Mit den Ermittlungen, die von der Generalstaatsanwaltschaft Braunschweig veranlasst wurden, geraten noch einmal jene Geschehnisse in den Fokus, die am 17. Februar 2012 zum Rücktritt von Christian Wulff als Bundespräsident führten. Diesmal forschen die Staatsanwälte allerdings nicht nach Hotelrechnungen oder umstrittenen Kreditvergaben, sondern nach den internen Vorgängen im hannoverschen Justizministerium vor der damals beantragten Aufhebung der Immunität Wulffs. Sie geschah am 16. Februar und führte einen Tag später zum Rücktritt des Christdemokraten als Staatsoberhaupt.
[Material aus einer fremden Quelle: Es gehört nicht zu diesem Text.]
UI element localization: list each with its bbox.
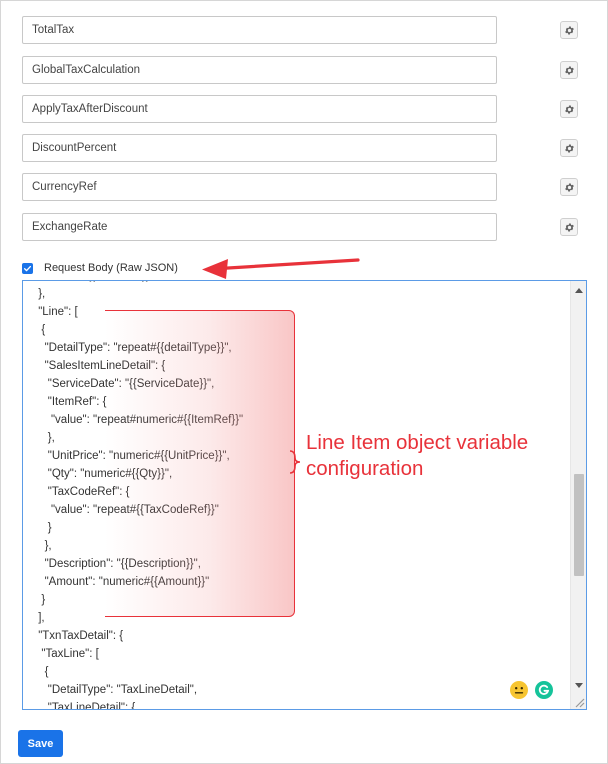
field-input-discountpercent[interactable] (22, 134, 497, 162)
field-row-exchangerate (22, 213, 582, 241)
code-line: }, (35, 288, 46, 300)
scroll-up-icon[interactable] (571, 283, 586, 297)
gear-icon (564, 143, 574, 153)
code-line: "DetailType": "TaxLineDetail", (35, 684, 198, 696)
annotation-brace-icon (289, 450, 301, 474)
gear-icon (564, 182, 574, 192)
field-row-applytaxafterdiscount (22, 95, 582, 123)
field-settings-button[interactable] (560, 218, 578, 236)
field-settings-button[interactable] (560, 21, 578, 39)
checkmark-icon (23, 265, 32, 271)
request-body-toggle[interactable]: Request Body (Raw JSON) (22, 260, 178, 276)
field-settings-button[interactable] (560, 61, 578, 79)
annotation-line-1: Line Item object variable (306, 431, 529, 454)
field-input-exchangerate[interactable] (22, 213, 497, 241)
code-line: { (35, 666, 49, 678)
field-row-globaltaxcalculation (22, 56, 582, 84)
scrollbar-thumb[interactable] (574, 474, 584, 576)
field-settings-button[interactable] (560, 178, 578, 196)
gear-icon (564, 65, 574, 75)
field-input-totaltax[interactable] (22, 16, 497, 44)
grammarly-icon[interactable] (535, 681, 553, 699)
code-line: "TaxLine": [ (35, 648, 99, 660)
field-row-currencyref (22, 173, 582, 201)
code-line: "TxnTaxDetail": { (35, 630, 124, 642)
gear-icon (564, 25, 574, 35)
emoji-icon[interactable] (510, 681, 528, 699)
field-row-totaltax (22, 16, 582, 44)
request-body-label: Request Body (Raw JSON) (44, 262, 178, 274)
field-row-discountpercent (22, 134, 582, 162)
resize-handle-icon[interactable] (573, 696, 585, 708)
gear-icon (564, 104, 574, 114)
annotation-line-2: configuration (306, 457, 424, 480)
editor-scrollbar[interactable] (570, 281, 586, 709)
annotation-text: Line Item object variable configuration (306, 430, 596, 482)
save-button[interactable]: Save (18, 730, 63, 757)
field-settings-button[interactable] (560, 139, 578, 157)
request-body-checkbox[interactable] (22, 262, 33, 274)
field-input-currencyref[interactable] (22, 173, 497, 201)
gear-icon (564, 222, 574, 232)
field-input-applytaxafterdiscount[interactable] (22, 95, 497, 123)
annotation-arrow-icon (202, 258, 360, 279)
field-input-globaltaxcalculation[interactable] (22, 56, 497, 84)
annotation-highlight-box (105, 310, 295, 617)
scroll-down-icon[interactable] (571, 679, 586, 693)
field-settings-button[interactable] (560, 100, 578, 118)
code-line: "TaxLineDetail": { (35, 702, 136, 710)
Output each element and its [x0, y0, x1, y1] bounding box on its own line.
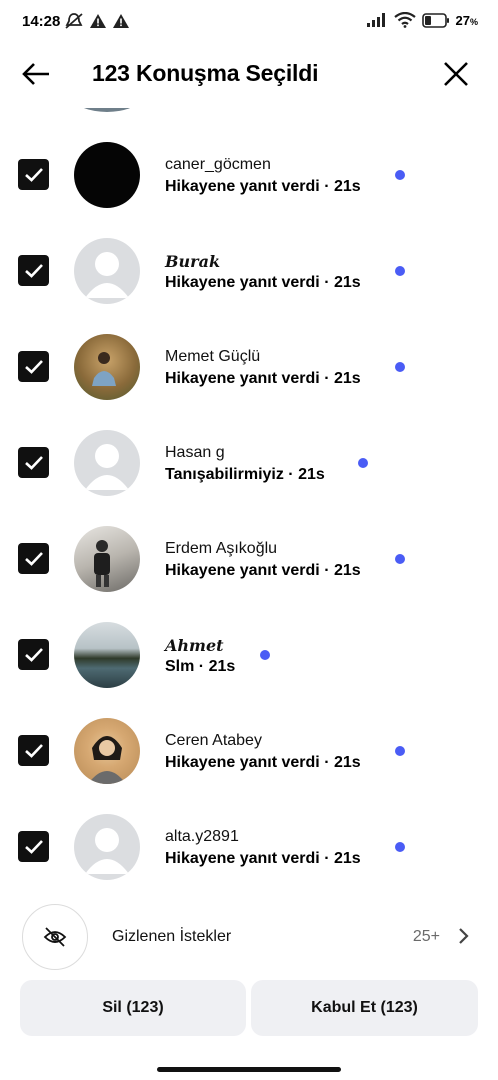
list-item[interactable]: Erdem Aşıkoğlu Hikayene yanıt verdi · 21… [0, 510, 498, 606]
unread-dot [395, 362, 405, 372]
avatar [74, 142, 140, 208]
unread-dot [260, 650, 270, 660]
conversation-name: Erdem Aşıkoğlu [165, 540, 278, 557]
checkmark-icon [24, 839, 43, 854]
page-title: 123 Konuşma Seçildi [92, 60, 319, 86]
checkmark-icon [24, 359, 43, 374]
header: 123 Konuşma Seçildi [0, 48, 498, 98]
selection-checkbox[interactable] [18, 639, 49, 670]
status-time: 14:28 [22, 13, 61, 30]
warning-icon [90, 14, 106, 28]
conversation-name: Burak [165, 252, 221, 271]
list-item[interactable]: alta.y2891 Hikayene yanıt verdi · 21s [0, 798, 498, 894]
default-avatar-icon [74, 814, 140, 880]
hidden-requests-count: 25+ [412, 928, 440, 945]
status-notification-icons [64, 12, 130, 30]
checkmark-icon [24, 167, 43, 182]
default-avatar-icon [74, 430, 140, 496]
conversation-name: Memet Güçlü [165, 348, 261, 365]
conversation-name: Ahmet [165, 636, 224, 655]
mute-icon [65, 13, 83, 29]
battery-level: 27% [455, 12, 478, 28]
list-item[interactable]: Hasan g Tanışabilirmiyiz · 21s [0, 414, 498, 510]
list-item[interactable]: Memet Güçlü Hikayene yanıt verdi · 21s [0, 318, 498, 414]
avatar [74, 334, 140, 400]
avatar [74, 622, 140, 688]
list-item[interactable]: Ahmet Slm · 21s [0, 606, 498, 702]
back-button[interactable] [18, 56, 54, 92]
hidden-requests-icon-wrap [22, 904, 88, 970]
signal-icon [366, 13, 385, 27]
conversation-preview: Hikayene yanıt verdi · 21s [165, 370, 361, 387]
warning-icon [113, 14, 129, 28]
unread-dot [395, 842, 405, 852]
status-system-icons: 27% [366, 12, 478, 28]
selection-checkbox[interactable] [18, 159, 49, 190]
checkmark-icon [24, 551, 43, 566]
avatar [74, 718, 140, 784]
wifi-icon [393, 12, 416, 28]
unread-dot [395, 266, 405, 276]
unread-dot [358, 458, 368, 468]
avatar [74, 526, 140, 592]
list-item[interactable]: Ceren Atabey Hikayene yanıt verdi · 21s [0, 702, 498, 798]
checkmark-icon [24, 743, 43, 758]
default-avatar-icon [74, 238, 140, 304]
selection-checkbox[interactable] [18, 351, 49, 382]
conversation-name: alta.y2891 [165, 828, 239, 845]
conversation-name: caner_göcmen [165, 156, 271, 173]
selection-checkbox[interactable] [18, 447, 49, 478]
eye-slash-icon [43, 927, 67, 947]
list-item[interactable]: Burak Hikayene yanıt verdi · 21s [0, 222, 498, 318]
battery-icon [421, 12, 449, 28]
arrow-left-icon [22, 63, 49, 85]
list-item[interactable]: caner_göcmen Hikayene yanıt verdi · 21s [0, 126, 498, 222]
selection-checkbox[interactable] [18, 735, 49, 766]
conversation-preview: Tanışabilirmiyiz · 21s [165, 466, 325, 483]
conversation-name: Ceren Atabey [165, 732, 262, 749]
hidden-requests-label: Gizlenen İstekler [112, 928, 232, 945]
close-icon [444, 62, 468, 86]
home-indicator[interactable] [157, 1067, 341, 1072]
conversation-name: Hasan g [165, 444, 225, 461]
selection-checkbox[interactable] [18, 831, 49, 862]
conversation-preview: Hikayene yanıt verdi · 21s [165, 178, 361, 195]
close-button[interactable] [438, 56, 474, 92]
checkmark-icon [24, 455, 43, 470]
selection-checkbox[interactable] [18, 255, 49, 286]
chevron-right-icon [459, 928, 469, 944]
conversation-preview: Hikayene yanıt verdi · 21s [165, 850, 361, 867]
hidden-requests-row[interactable]: Gizlenen İstekler 25+ [0, 904, 498, 970]
unread-dot [395, 170, 405, 180]
delete-button[interactable]: Sil (123) [20, 980, 246, 1036]
conversation-preview: Hikayene yanıt verdi · 21s [165, 274, 361, 291]
unread-dot [395, 746, 405, 756]
conversation-preview: Hikayene yanıt verdi · 21s [165, 562, 361, 579]
status-bar: 14:28 27% [0, 0, 498, 44]
selection-checkbox[interactable] [18, 543, 49, 574]
unread-dot [395, 554, 405, 564]
conversation-preview: Hikayene yanıt verdi · 21s [165, 754, 361, 771]
checkmark-icon [24, 647, 43, 662]
accept-button[interactable]: Kabul Et (123) [251, 980, 478, 1036]
checkmark-icon [24, 263, 43, 278]
conversation-preview: Slm · 21s [165, 658, 236, 675]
Angestoßen hat die Ermittlungen der Bonner Rechtsanwalt Gernot Fritz, der in den späten neunziger Jahren des vergangenen Jahrhunderts selbst einmal einem Bundespräsidenten gedient hat. Unter Roman Herzog war er stellvertretender Leiter des Bundespräsidialamtes. Er hatte im Sommer dieses Jahres Strafanzeige wegen Rechtsbeugung und Verletzung von Privatgeheimnissen durch Amtsträger gestellt. Es gehe ihm um eine Sache, „die geeignet ist, an den Grundfesten dieses Staates zu rütteln“.
Fritz hat in zum Teil detektivischen Rekonstruktionen Vorgänge aufgelistet, die jetzt offenbar auch der Göttinger Staatsanwaltschaft merkwürdig vorkommen. So hatten nach seinen Angaben einige Medien bereits Kenntnisse von der beantragten Aufhebung der Immunität Wulffs, bevor der Bundespräsident selbst oder der zuständige Bundestagspräsident davon Bescheid wussten. „Nur ein dienstlich mit der Angelegenheit befasster Amtsträger kommt für diesen Geheimnisverrat in Betracht“, glaubt Anwalt Fritz, weil am Nachmittag des 16. Februars kein Außenstehender vom konkreten Antragsschreiben der Staatsanwaltschaft Hannover gewusst haben könne. Bisant werden könnten die Ermittlungen für Niedersachsens Landtagspräsident Bernd Busemann, damals Justizminister, und den Celler Generalstaatsanwalt Frank Lüttig.